2. Prove that every finitely generated ideal in a Bezout domain is principal.
3. Let $R$ be a Bezout domain, and let $D^{-1}R$ denote the field of fractions of $R$. Prove that every element of $F$ can be written in the form $\frac{a}{b}$ where $a$ and $b$ are relatively prime. (That is, 1 is a greatest common divisor of $a$ and $b$.)

1. Let $R$ be an integral domain.

Suppose first that $R$ is a Bezout domain, and let $a,b \in R$. Now $(a,b) = (d)$ for some $d$. Note in particular that we have $ax + by = d$ for some $x,y \in R$, and that $d|a$ and $d|b$. Suppose now that $e|a$ and $e|b$. Then $(a),(b) \subseteq (e)$, and hence $(d) = (a,b) \subseteq (e)$. Thus $e|d$, and in fact $d$ is a greatest common divisor of $a$ and $b$.
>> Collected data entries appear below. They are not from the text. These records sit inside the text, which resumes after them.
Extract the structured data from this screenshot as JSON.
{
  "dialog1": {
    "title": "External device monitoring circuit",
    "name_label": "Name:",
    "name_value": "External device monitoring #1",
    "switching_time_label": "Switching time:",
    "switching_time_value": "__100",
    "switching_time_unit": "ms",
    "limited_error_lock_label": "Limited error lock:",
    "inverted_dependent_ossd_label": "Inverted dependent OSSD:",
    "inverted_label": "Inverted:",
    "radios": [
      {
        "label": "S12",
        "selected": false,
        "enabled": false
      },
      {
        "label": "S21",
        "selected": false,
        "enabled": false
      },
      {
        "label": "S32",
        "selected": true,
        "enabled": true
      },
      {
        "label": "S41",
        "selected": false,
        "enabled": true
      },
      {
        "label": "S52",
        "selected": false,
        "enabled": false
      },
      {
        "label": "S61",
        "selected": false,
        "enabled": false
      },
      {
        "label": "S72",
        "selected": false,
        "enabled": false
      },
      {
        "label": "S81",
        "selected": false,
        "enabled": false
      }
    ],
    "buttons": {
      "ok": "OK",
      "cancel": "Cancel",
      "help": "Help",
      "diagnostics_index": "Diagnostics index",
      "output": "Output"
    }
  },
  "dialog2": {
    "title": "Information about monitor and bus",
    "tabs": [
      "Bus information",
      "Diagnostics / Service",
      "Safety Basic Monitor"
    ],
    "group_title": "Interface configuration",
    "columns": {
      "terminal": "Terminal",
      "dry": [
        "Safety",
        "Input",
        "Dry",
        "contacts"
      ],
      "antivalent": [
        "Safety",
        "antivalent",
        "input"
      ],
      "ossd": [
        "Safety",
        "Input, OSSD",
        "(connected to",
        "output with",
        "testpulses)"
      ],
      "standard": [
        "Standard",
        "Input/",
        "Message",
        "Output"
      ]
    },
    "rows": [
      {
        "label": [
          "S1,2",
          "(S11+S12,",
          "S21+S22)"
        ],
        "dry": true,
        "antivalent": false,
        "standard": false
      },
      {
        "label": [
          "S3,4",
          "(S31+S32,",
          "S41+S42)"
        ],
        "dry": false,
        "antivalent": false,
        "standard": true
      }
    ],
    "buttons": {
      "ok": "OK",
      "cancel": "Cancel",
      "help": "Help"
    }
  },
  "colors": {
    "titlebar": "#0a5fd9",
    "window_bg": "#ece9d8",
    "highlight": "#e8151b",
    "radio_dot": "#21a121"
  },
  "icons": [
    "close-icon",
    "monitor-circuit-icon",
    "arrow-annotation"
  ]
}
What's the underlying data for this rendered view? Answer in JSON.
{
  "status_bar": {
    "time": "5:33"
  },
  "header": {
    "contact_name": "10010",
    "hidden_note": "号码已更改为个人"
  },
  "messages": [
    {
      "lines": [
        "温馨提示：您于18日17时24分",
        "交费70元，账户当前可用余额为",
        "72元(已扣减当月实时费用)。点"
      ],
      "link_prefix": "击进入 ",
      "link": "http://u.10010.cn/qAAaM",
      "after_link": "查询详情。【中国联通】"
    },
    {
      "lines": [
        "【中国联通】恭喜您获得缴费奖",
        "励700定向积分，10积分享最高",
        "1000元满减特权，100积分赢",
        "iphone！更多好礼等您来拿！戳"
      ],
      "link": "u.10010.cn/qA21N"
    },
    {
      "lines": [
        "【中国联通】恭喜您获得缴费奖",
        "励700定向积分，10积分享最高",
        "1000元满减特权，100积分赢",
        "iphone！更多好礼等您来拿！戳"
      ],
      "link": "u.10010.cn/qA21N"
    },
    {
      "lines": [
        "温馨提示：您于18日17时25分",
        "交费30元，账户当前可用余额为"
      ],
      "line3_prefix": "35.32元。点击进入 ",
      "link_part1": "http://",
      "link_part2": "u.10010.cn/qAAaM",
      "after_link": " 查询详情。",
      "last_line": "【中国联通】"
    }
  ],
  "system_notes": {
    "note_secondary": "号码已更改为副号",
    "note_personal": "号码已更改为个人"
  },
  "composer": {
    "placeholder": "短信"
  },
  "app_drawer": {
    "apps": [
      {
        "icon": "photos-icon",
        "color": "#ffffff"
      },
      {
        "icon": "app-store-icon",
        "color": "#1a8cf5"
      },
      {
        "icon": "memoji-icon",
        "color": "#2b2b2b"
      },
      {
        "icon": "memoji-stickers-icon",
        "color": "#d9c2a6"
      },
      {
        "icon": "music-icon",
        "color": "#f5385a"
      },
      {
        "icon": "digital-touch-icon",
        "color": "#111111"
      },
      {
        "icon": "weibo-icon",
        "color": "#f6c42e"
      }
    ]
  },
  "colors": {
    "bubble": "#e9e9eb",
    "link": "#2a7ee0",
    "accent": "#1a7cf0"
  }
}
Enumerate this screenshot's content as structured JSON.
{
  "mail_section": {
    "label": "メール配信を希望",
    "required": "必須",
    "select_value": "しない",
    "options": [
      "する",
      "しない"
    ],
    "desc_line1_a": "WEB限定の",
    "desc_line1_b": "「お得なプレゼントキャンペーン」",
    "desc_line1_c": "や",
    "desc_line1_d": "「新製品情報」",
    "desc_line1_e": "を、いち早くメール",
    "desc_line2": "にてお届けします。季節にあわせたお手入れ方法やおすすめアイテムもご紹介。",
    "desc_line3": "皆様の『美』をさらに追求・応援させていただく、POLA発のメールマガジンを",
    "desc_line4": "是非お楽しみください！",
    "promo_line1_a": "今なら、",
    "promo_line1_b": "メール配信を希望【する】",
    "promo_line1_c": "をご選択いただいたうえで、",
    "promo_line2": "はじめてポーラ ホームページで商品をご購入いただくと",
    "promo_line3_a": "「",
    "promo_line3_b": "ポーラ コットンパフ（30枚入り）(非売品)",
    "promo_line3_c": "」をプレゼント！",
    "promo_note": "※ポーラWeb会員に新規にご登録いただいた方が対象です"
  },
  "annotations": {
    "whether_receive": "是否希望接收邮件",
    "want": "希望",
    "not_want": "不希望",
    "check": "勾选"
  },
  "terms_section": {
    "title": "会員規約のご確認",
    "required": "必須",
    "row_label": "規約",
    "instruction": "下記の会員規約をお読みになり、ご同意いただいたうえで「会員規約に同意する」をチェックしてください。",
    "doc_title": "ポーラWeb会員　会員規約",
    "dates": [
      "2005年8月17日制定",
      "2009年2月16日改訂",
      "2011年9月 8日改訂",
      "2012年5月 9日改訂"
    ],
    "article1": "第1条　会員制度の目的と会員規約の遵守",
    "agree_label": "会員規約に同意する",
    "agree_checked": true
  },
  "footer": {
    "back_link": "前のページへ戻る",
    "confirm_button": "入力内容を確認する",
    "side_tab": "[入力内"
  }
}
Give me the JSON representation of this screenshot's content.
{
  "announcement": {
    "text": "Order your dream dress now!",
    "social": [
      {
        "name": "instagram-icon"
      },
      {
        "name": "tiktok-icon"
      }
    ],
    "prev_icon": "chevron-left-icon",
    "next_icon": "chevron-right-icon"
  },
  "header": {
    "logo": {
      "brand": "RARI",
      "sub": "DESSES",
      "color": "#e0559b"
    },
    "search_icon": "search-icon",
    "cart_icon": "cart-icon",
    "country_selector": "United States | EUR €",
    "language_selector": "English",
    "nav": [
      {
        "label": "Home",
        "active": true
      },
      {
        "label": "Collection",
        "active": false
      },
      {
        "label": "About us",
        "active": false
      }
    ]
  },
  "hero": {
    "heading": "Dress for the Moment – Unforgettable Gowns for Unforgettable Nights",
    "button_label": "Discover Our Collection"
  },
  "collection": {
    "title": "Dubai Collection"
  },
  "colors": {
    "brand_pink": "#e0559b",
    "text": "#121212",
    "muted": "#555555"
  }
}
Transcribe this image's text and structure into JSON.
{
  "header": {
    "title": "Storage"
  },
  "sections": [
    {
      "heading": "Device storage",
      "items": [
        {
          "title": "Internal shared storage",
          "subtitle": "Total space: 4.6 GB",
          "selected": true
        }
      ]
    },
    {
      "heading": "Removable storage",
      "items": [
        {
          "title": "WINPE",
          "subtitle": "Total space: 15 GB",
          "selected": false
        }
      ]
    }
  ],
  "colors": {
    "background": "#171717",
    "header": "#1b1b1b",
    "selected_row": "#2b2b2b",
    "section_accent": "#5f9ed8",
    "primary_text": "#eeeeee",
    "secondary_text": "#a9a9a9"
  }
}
Conversely, suppose that every pair of elements $a,b \in R$ has a greatest common divisor $d$ such that $d = ax + by$ for some $x,y \in R$. Certainly then $d \in (a,b)$, so that $(d) \subseteq (a,b)$. Now let $z \in (a,b)$, with $z = ar + bs$. we have $a = a^\prime d$ and $b = b^\prime d$, so that $z = d(a^\prime r + b^\prime s)$; then $z \in (d)$, and we have $(a,b) = (d)$. Hence $R$ is a Bezout domain.

2. We proceed by induction on the cardinality of a (finite) generating set $A$. For the base case $|A| = 1$, certainly $(A)$ is principal. Suppose now that for some $k$, for all sets $A$ of cardinality $k$, $(A)$ is principal. Let $\{\alpha\} \cup A$ be a set of cardinality $k+1$. Then $(\{\alpha\} \cup A) = (\alpha) + (A)$ $= (\alpha) + (\beta)$ $= (\alpha,\beta) = (\gamma)$, since $R$ is a Bezout domain. Thus by induction, every finitely generated ideal in a Bezout domain is principal.
3. Let $\frac{a}{b} \in D^{-1}R$. We have $ax + by = d$, where $d$ is the greatest common divisor of $a$ and $b$ . If $d = 0$, then by part 1 above, $a = b = 0$, a contradiction. So we can assume that $d \neq 0$. We can then write $a^\prime dx + b^\prime d y =d$, so that $a^\prime x + b^\prime y = 1$. By this previous exercise, $a^\prime$ and $b^\prime$ are relatively prime. (That is, a greatest common divisor is 1.) Finally, note that $\frac{a}{b} = \frac{a^\prime d}{b^\prime d} = \frac{a^\prime}{b^\prime}$.